Endometriose

Die Endometriose bezeichnet an eine Erkrankung, bei der Anteile von Gebärmutterschleimhaut nicht innerhalb der Gebärmutter, sondern im Bauchraum liegen. Sie tritt erst im geschlechtsreifen Alter auf und läßt in den Wechseljahren wieder nach.

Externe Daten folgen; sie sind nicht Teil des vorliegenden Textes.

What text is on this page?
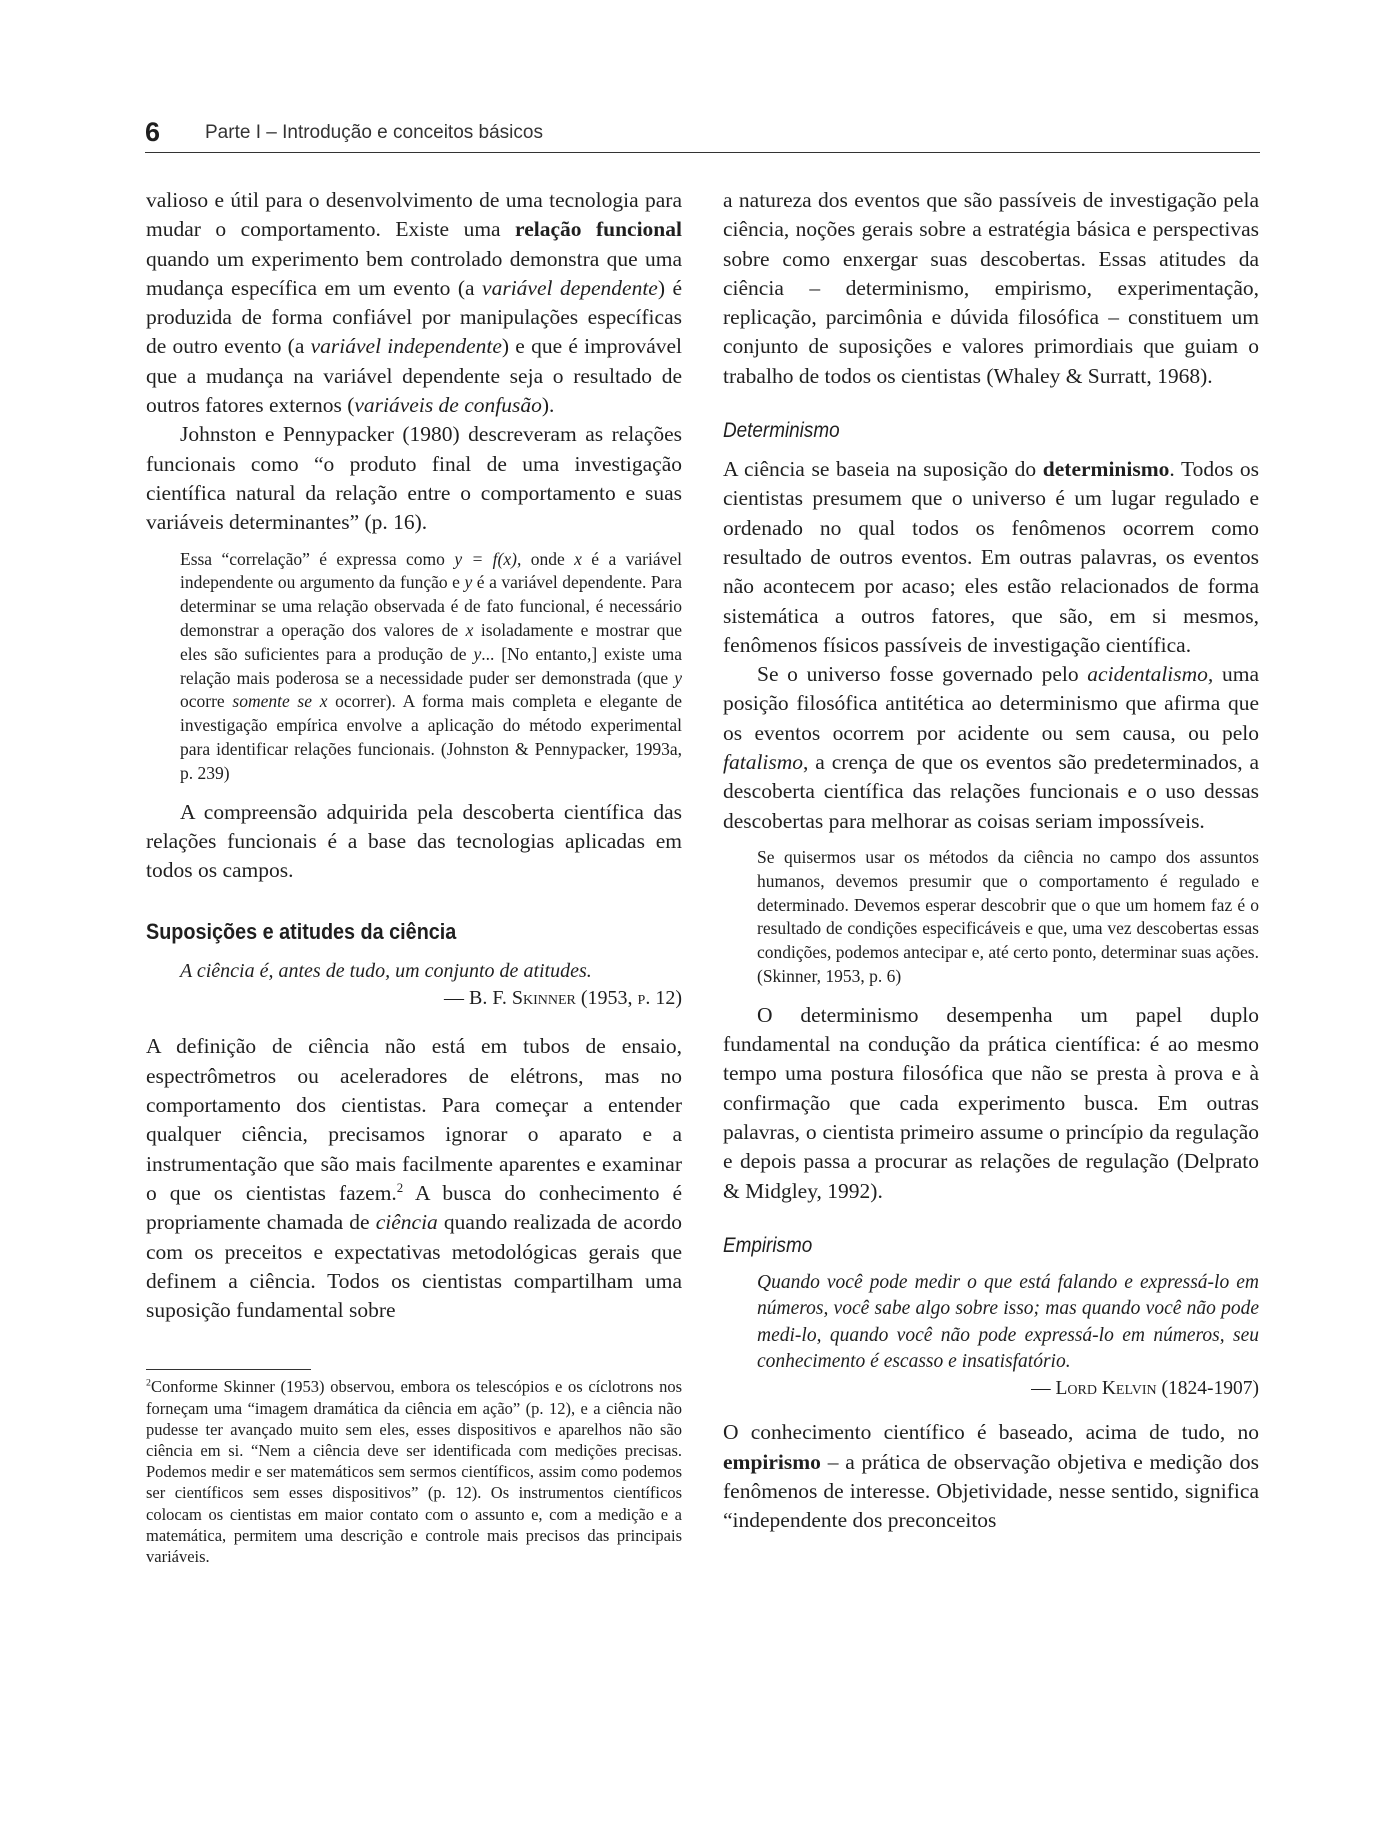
6 Parte I – Introdução e conceitos básicos

valioso e útil para o desenvolvimento de uma tecnologia para mudar o comportamento. Existe uma relação funcional quando um experimento bem controlado demonstra que uma mudança específica em um evento (a variável dependente) é produzida de forma confiável por manipulações específicas de outro evento (a variável independente) e que é improvável que a mudança na variável dependente seja o resultado de outros fatores externos (variáveis de confusão).

Johnston e Pennypacker (1980) descreveram as relações funcionais como “o produto final de uma investigação científica natural da relação entre o comportamento e suas variáveis determinantes” (p. 16).

Essa “correlação” é expressa como y = f(x), onde x é a variável independente ou argumento da função e y é a variável dependente. Para determinar se uma relação observada é de fato funcional, é necessário demonstrar a operação dos valores de x isoladamente e mostrar que eles são suficientes para a produção de y... [No entanto,] existe uma relação mais poderosa se a necessidade puder ser demonstrada (que y ocorre somente se x ocorrer). A forma mais completa e elegante de investigação empírica envolve a aplicação do método experimental para identificar relações funcionais. (Johnston & Pennypacker, 1993a, p. 239)

A compreensão adquirida pela descoberta científica das relações funcionais é a base das tecnologias aplicadas em todos os campos.

Suposições e atitudes da ciência

A ciência é, antes de tudo, um conjunto de atitudes.
— B. F. Skinner (1953, p. 12)

A definição de ciência não está em tubos de ensaio, espectrômetros ou aceleradores de elétrons, mas no comportamento dos cientistas. Para começar a entender qualquer ciência, precisamos ignorar o aparato e a instrumentação que são mais facilmente aparentes e examinar o que os cientistas fazem.$^2$ A busca do conhecimento é propriamente chamada de ciência quando realizada de acordo com os preceitos e expectativas metodológicas gerais que definem a ciência. Todos os cientistas compartilham uma suposição fundamental sobre

$^2$Conforme Skinner (1953) observou, embora os telescópios e os cíclotrons nos forneçam uma “imagem dramática da ciência em ação” (p. 12), e a ciência não pudesse ter avançado muito sem eles, esses dispositivos e aparelhos não são ciência em si. “Nem a ciência deve ser identificada com medições precisas. Podemos medir e ser matemáticos sem sermos científicos, assim como podemos ser científicos sem esses dispositivos” (p. 12). Os instrumentos científicos colocam os cientistas em maior contato com o assunto e, com a medição e a matemática, permitem uma descrição e controle mais precisos das principais variáveis.

a natureza dos eventos que são passíveis de investigação pela ciência, noções gerais sobre a estratégia básica e perspectivas sobre como enxergar suas descobertas. Essas atitudes da ciência – determinismo, empirismo, experimentação, replicação, parcimônia e dúvida filosófica – constituem um conjunto de suposições e valores primordiais que guiam o trabalho de todos os cientistas (Whaley & Surratt, 1968).

Determinismo

A ciência se baseia na suposição do determinismo. Todos os cientistas presumem que o universo é um lugar regulado e ordenado no qual todos os fenômenos ocorrem como resultado de outros eventos. Em outras palavras, os eventos não acontecem por acaso; eles estão relacionados de forma sistemática a outros fatores, que são, em si mesmos, fenômenos físicos passíveis de investigação científica.

Se o universo fosse governado pelo acidentalismo, uma posição filosófica antitética ao determinismo que afirma que os eventos ocorrem por acidente ou sem causa, ou pelo fatalismo, a crença de que os eventos são predeterminados, a descoberta científica das relações funcionais e o uso dessas descobertas para melhorar as coisas seriam impossíveis.

Se quisermos usar os métodos da ciência no campo dos assuntos humanos, devemos presumir que o comportamento é regulado e determinado. Devemos esperar descobrir que o que um homem faz é o resultado de condições especificáveis e que, uma vez descobertas essas condições, podemos antecipar e, até certo ponto, determinar suas ações. (Skinner, 1953, p. 6)

O determinismo desempenha um papel duplo fundamental na condução da prática científica: é ao mesmo tempo uma postura filosófica que não se presta à prova e à confirmação que cada experimento busca. Em outras palavras, o cientista primeiro assume o princípio da regulação e depois passa a procurar as relações de regulação (Delprato & Midgley, 1992).

Empirismo

Quando você pode medir o que está falando e expressá-lo em números, você sabe algo sobre isso; mas quando você não pode medi-lo, quando você não pode expressá-lo em números, seu conhecimento é escasso e insatisfatório.
— Lord Kelvin (1824-1907)

O conhecimento científico é baseado, acima de tudo, no empirismo – a prática de observação objetiva e medição dos fenômenos de interesse. Objetividade, nesse sentido, significa “independente dos preconceitos
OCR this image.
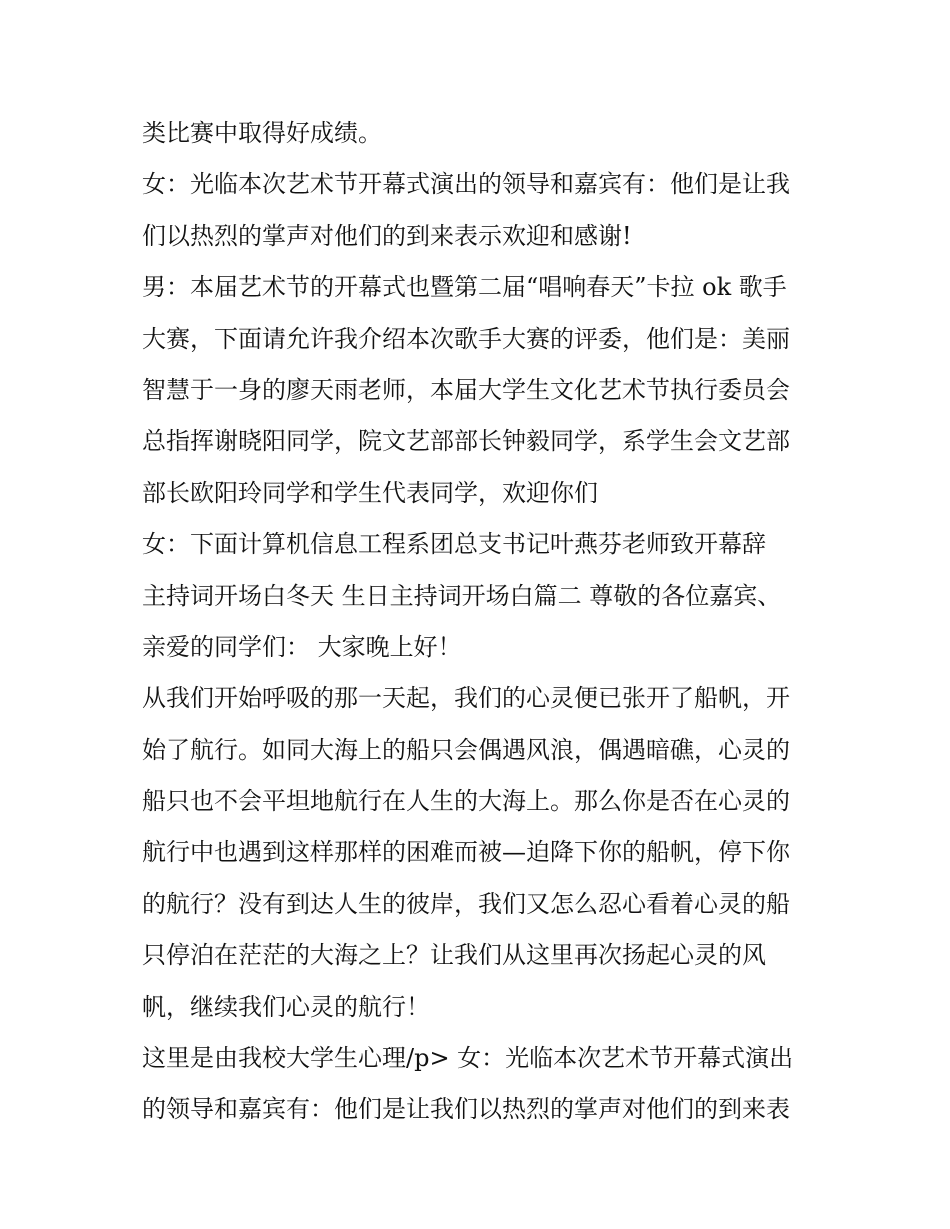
类比赛中取得好成绩。
女：光临本次艺术节开幕式演出的领导和嘉宾有：他们是让我
们以热烈的掌声对他们的到来表示欢迎和感谢!
男：本届艺术节的开幕式也暨第二届“唱响春天”卡拉 ok 歌手
大赛，下面请允许我介绍本次歌手大赛的评委，他们是：美丽
智慧于一身的廖天雨老师，本届大学生文化艺术节执行委员会
总指挥谢晓阳同学，院文艺部部长钟毅同学，系学生会文艺部
部长欧阳玲同学和学生代表同学，欢迎你们
女：下面计算机信息工程系团总支书记叶燕芬老师致开幕辞
主持词开场白冬天 生日主持词开场白篇二 尊敬的各位嘉宾、
亲爱的同学们： 大家晚上好！
从我们开始呼吸的那一天起，我们的心灵便已张开了船帆，开
始了航行。如同大海上的船只会偶遇风浪，偶遇暗礁，心灵的
船只也不会平坦地航行在人生的大海上。那么你是否在心灵的
航行中也遇到这样那样的困难而被—迫降下你的船帆，停下你
的航行？没有到达人生的彼岸，我们又怎么忍心看着心灵的船
只停泊在茫茫的大海之上？让我们从这里再次扬起心灵的风
帆，继续我们心灵的航行！
这里是由我校大学生心理/p> 女：光临本次艺术节开幕式演出
的领导和嘉宾有：他们是让我们以热烈的掌声对他们的到来表
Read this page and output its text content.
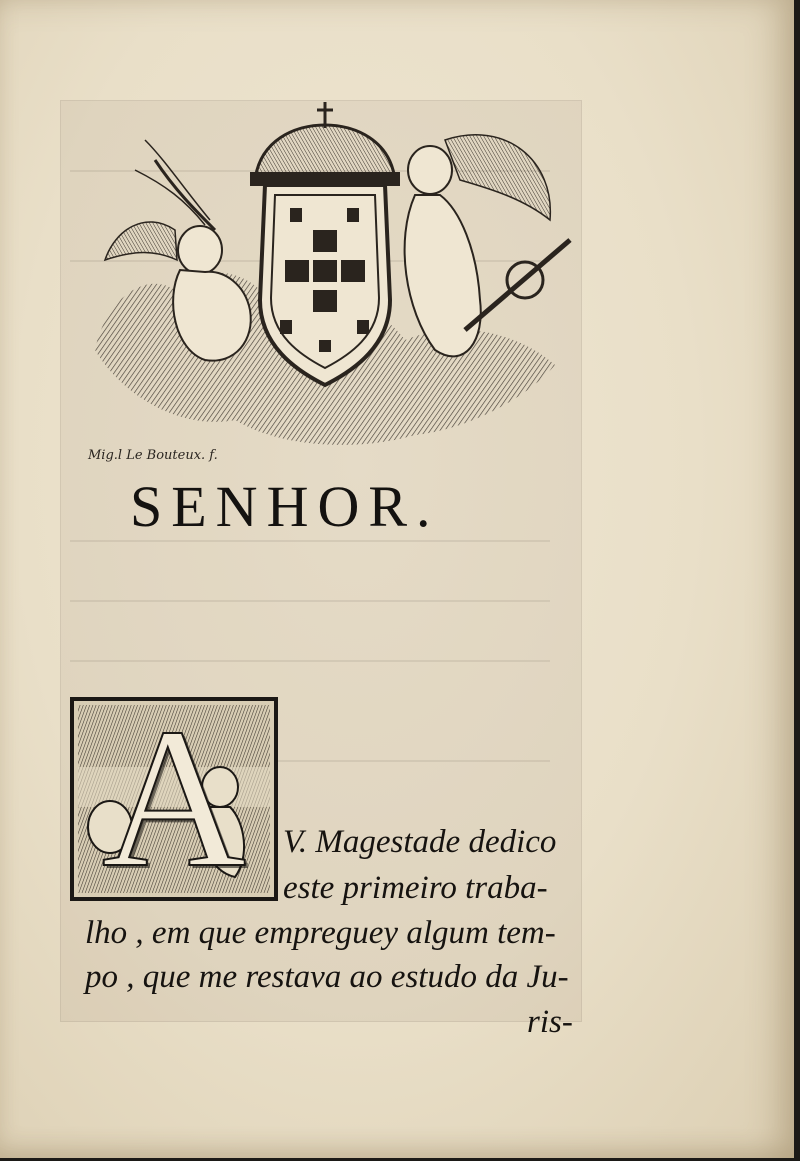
Mig.l Le Bouteux. f.
SENHOR.
A	V. Magestade dedico
este primeiro traba-
lho , em que empreguey algum tem-
po , que me restava ao estudo da Ju-
ris-
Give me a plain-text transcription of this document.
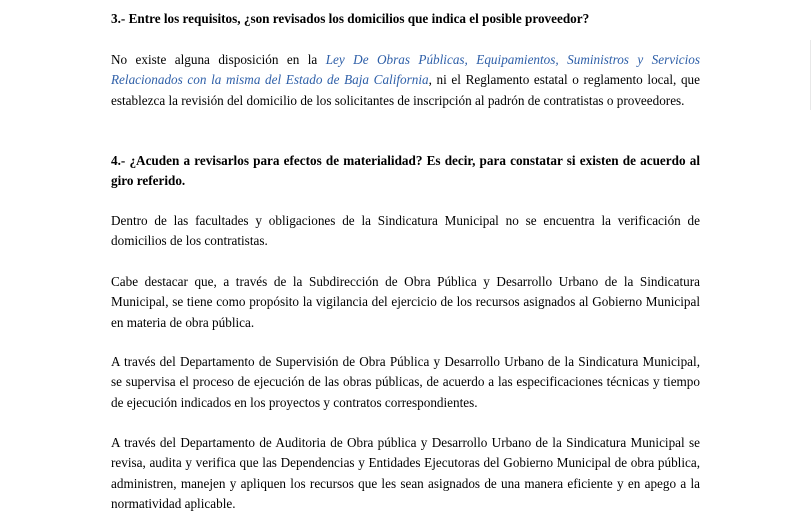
3.- Entre los requisitos, ¿son revisados los domicilios que indica el posible proveedor?

No existe alguna disposición en la Ley De Obras Públicas, Equipamientos, Suministros y Servicios Relacionados con la misma del Estado de Baja California, ni el Reglamento estatal o reglamento local, que establezca la revisión del domicilio de los solicitantes de inscripción al padrón de contratistas o proveedores.

4.- ¿Acuden a revisarlos para efectos de materialidad? Es decir, para constatar si existen de acuerdo al giro referido.

Dentro de las facultades y obligaciones de la Sindicatura Municipal no se encuentra la verificación de domicilios de los contratistas.

Cabe destacar que, a través de la Subdirección de Obra Pública y Desarrollo Urbano de la Sindicatura Municipal, se tiene como propósito la vigilancia del ejercicio de los recursos asignados al Gobierno Municipal en materia de obra pública.

A través del Departamento de Supervisión de Obra Pública y Desarrollo Urbano de la Sindicatura Municipal, se supervisa el proceso de ejecución de las obras públicas, de acuerdo a las especificaciones técnicas y tiempo de ejecución indicados en los proyectos y contratos correspondientes.

A través del Departamento de Auditoria de Obra pública y Desarrollo Urbano de la Sindicatura Municipal se revisa, audita y verifica que las Dependencias y Entidades Ejecutoras del Gobierno Municipal de obra pública, administren, manejen y apliquen los recursos que les sean asignados de una manera eficiente y en apego a la normatividad aplicable.
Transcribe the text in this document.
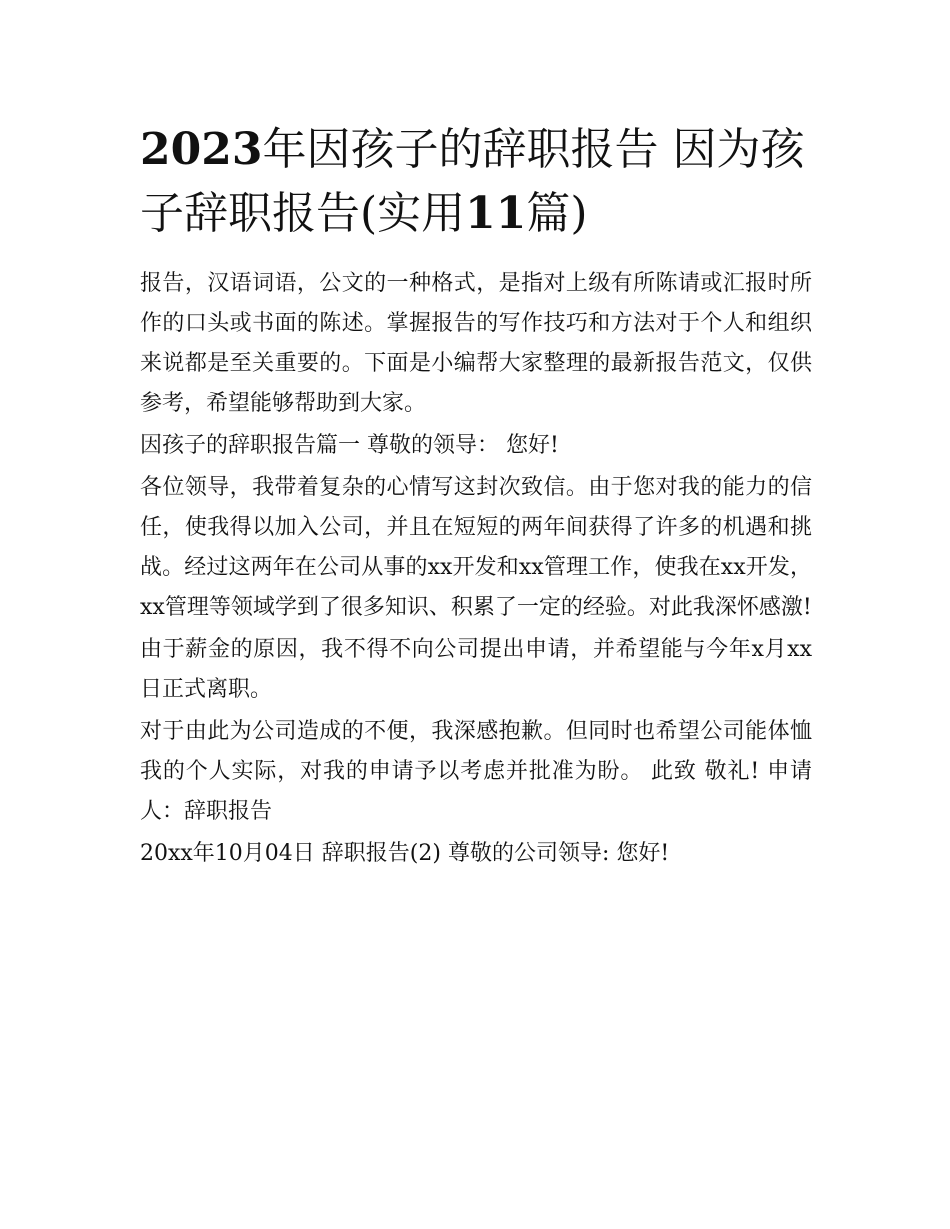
2023年因孩子的辞职报告 因为孩子辞职报告(实用11篇)

报告，汉语词语，公文的一种格式，是指对上级有所陈请或汇报时所作的口头或书面的陈述。掌握报告的写作技巧和方法对于个人和组织来说都是至关重要的。下面是小编帮大家整理的最新报告范文，仅供参考，希望能够帮助到大家。

因孩子的辞职报告篇一 尊敬的领导： 您好!

各位领导，我带着复杂的心情写这封次致信。由于您对我的能力的信任，使我得以加入公司，并且在短短的两年间获得了许多的机遇和挑战。经过这两年在公司从事的xx开发和xx管理工作，使我在xx开发，xx管理等领域学到了很多知识、积累了一定的经验。对此我深怀感激!

由于薪金的原因，我不得不向公司提出申请，并希望能与今年x月xx日正式离职。

对于由此为公司造成的不便，我深感抱歉。但同时也希望公司能体恤我的个人实际，对我的申请予以考虑并批准为盼。 此致 敬礼! 申请人：辞职报告

20xx年10月04日 辞职报告(2) 尊敬的公司领导: 您好!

Die Endometriose ist ein häufig gesehenes Krankheitsbild. 2-3% aller Frauen sollen eine darunter leiden. Sie kann unter anderem der Grund für einen unerfüllten Kinderwunsch sein. Die Schmerzen und die Probleme der Endometriose kommen dadurch zustande, daß diese Schleimhaut, die an der falschen Stelle sitzt, genauso mit dem Zyklus reagiert, wie die Schleimhaut der Gebärmutter. Das heißt, sie baut sich auf und blutet wieder ab. Im Bauchraum kommt es dadurch zu entzündungsähnlichen Vorgängen. Verwachsungen als Reaktion auf diese Entzündungen, sind häufig die Folge. Wie und warum eine Endometriose entsteht, ist trotz vieler Forschungsansätze bis heute nicht ganz geklärt. Gesichert ist jedoch, daß trotz des Schadens, den sie im Bauchraum anrichten kann, ein Übergang in einen bösartigen Krebs nicht vorkommt.
Die Endometriose wird in 4 Stadien eingeteilt: minimal, mild, mäßig und schwer. Um die exakte Diagnose zu stellen ist meistens eine Bauchspiegelung nötig.

Symptome:
  • neu aufgetretene Schmerzhaftigkeit der Regelblutung
  • diffuse Bauch-und Kreuzschmerzen
  • schmerzhafter Geschlechtsverkehr
  • Schmierblutungen vor der Menstruation (Spotting)
  • verlängerte oder verstärkte Menstruationsblutung
  • Sterilität (meist durch die massiven Verwachsungen als Folge der Entzündung im Bauchraum)
Diagnose:
Tastuntersuchung, Spiegeleinstellung und Ultraschall können nicht immer einen genaue Aussage darüber machen, ob eine Endometriose vorliegt. Hat sich das Blut in vorbestehenden Zysten des Eierstocks gesammelt, bildet es darin eine braune, schmierige Masse, die Schokoladenzyste. Eine solche Zyste läßt sich im Ultraschall gut erkennen. Die kleinen bläulich-braunen Knötchen, durch die sich eine Endometriose ansonsten auszeichnet, findet und erkennt man eigentlich erst durch eine Bauchspiegelung. Weiter kann der Tumormarker CA 12-5 auf eine Endometriose hindeuten

Therapie:
Die Endometriose ist eine hormonabhängige Erkrankung und kann zunächst mit Hormonen therapiert werden. Die Hormone (Gestagene, Minipille oder niedrige Kombinationspräparate) werden 3 bis 6 Monate eingenommen und führen häufig zum Rückgang der Beschwerden.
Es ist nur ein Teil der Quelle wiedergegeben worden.